Hi, On Sun, Oct 9, 2011 at 11:08 PM, Daniel Fischer < daniel.is.fischer@googlemail.com> wrote:
A few problems: 1) your input cleaning is not correct, running it over the source file, I get (among others)
Thanks, I'll fix it asap.
2) If you have a looong but rare word in the text, you will get too many spaces between the words and the markers, that's not good.
Thanks.
3) you calculate the number of '#'s using the total line length and then subtract the length of (word + spaces), skewing your output. You should calculate (spaceForHashes = lineWidth - maxLength - 1) and the use that to determine the number of hashes. [Although it should be more complicated really, maxLength should only include those words that are actually output.]
Fixed, thanks. Style is okay, although like Michael Xavier, I'm more of a where-guy.
A part from style, is there any reason why one should prefer "where" over "let..in"?

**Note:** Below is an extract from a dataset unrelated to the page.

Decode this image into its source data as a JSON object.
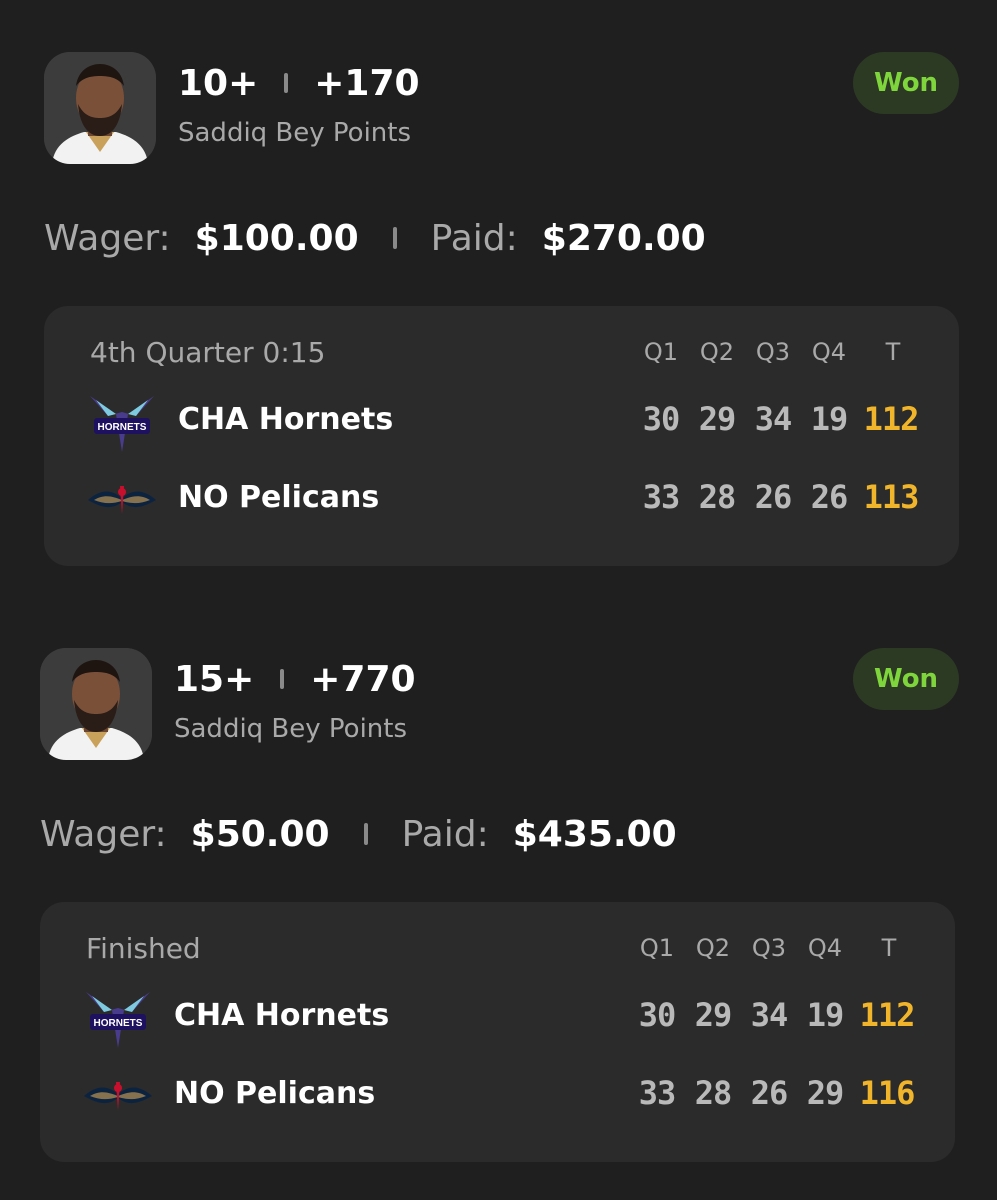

You build the map via fromListWith (+). That's bad if you have input with large counts. fromListWith (+) gives you thunks of the form (...(1+1)+1)...+1) as map-entries. That costs a lot of space and time. Better build the map using insertWith',
mp = foldl' ins empty words where ins m w = insertWith' (+) w 1 m
Please find the "strict" version here: https://github.com/lbolla/stanford-cs240h/blob/master/lab1/lab1.hs. Plot of times is now: https://github.com/lbolla/stanford-cs240h/blob/master/lab1/times.png Python is still slightly faster, but I'm getting there.
3. a Python version using defaultdict. sort is O(n*log n), map and python are O(n*log d), where n is the number of words and d the number of distinct words.
I believe Python's defaultdict have (optimistically) O(1) lookup and insert, because it is implemented as a hashmap. Thanks everybody for your tips. They are most welcome. L.